I am an atheist, but I don’t feel bad about using the minster in this way. Cathedrals were never meant only for worship: they are meeting places and community centres. You can see it in sacred art. In Rogier van der Weyden’s Seven Sacraments, painted as the minster was nearing completion, church rituals take place amid groups milling around in their Sunday best, gossiping; there are even several dogs.

That goes for other religious spaces. It has been especially evident this year, as mosques, synagogues and gurdwaras fed the vulnerable and NHS workers. Communal worship may be out (a decision faith leaders contested), but faith spaces still serve, and exert a pull on, communities far beyond the faithful.

My minster obsession is not spiritual, exactly, but I feel connected to and comforted by the generations of people the space represents.
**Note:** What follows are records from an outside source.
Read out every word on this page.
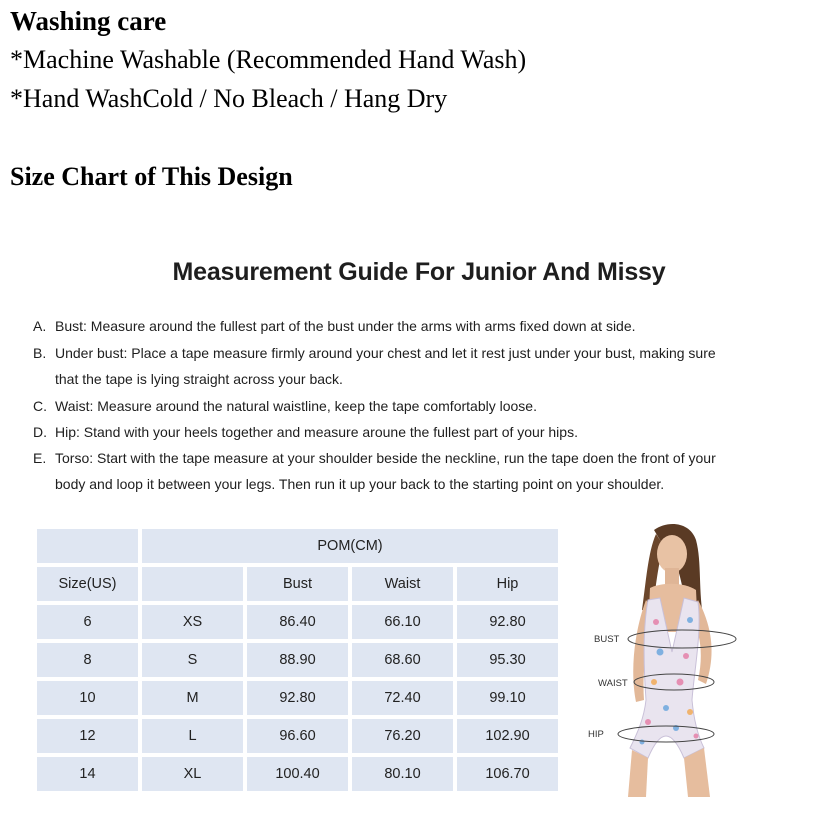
Washing care

*Machine Washable (Recommended Hand Wash)

*Hand WashCold / No Bleach / Hang Dry

Size Chart of This Design
Measurement Guide For Junior And Missy

A. Bust: Measure around the fullest part of the bust under the arms with arms fixed down at side.

B. Under bust: Place a tape measure firmly around your chest and let it rest just under your bust, making sure

that the tape is lying straight across your back.

C. Waist: Measure around the natural waistline, keep the tape comfortably loose.

D. Hip: Stand with your heels together and measure aroune the fullest part of your hips.

E. Torso: Start with the tape measure at your shoulder beside the neckline, run the tape doen the front of your

body and loop it between your legs. Then run it up your back to the starting point on your shoulder.

	POM(CM)			
Size(US)		Bust	Waist	Hip
6	XS	86.40	66.10	92.80
8	S	88.90	68.60	95.30
10	M	92.80	72.40	99.10
12	L	96.60	76.20	102.90
14	XL	100.40	80.10	106.70
BUST
WAIST
HIP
The stained-glass wren poised to peck a spider feels as fresh as the wren that sometimes appears when I walk my dog in the morning; that a 15th-century glazier captured it in a jewel-bright square of beauty feels deeply touching.

I squeezed in a timed-entry trip the day before lockdown; I can’t wait to wander in on a whim again. In the meantime, I often walk past, observing people drinking coffee on the steps, kids hanging off the railings, bikes propped against blocks carved by long-dead stonemasons, ornithologists looking for the resident peregrines. I like that: the space is still being appropriated by a whole city and that is exactly how it is supposed to be.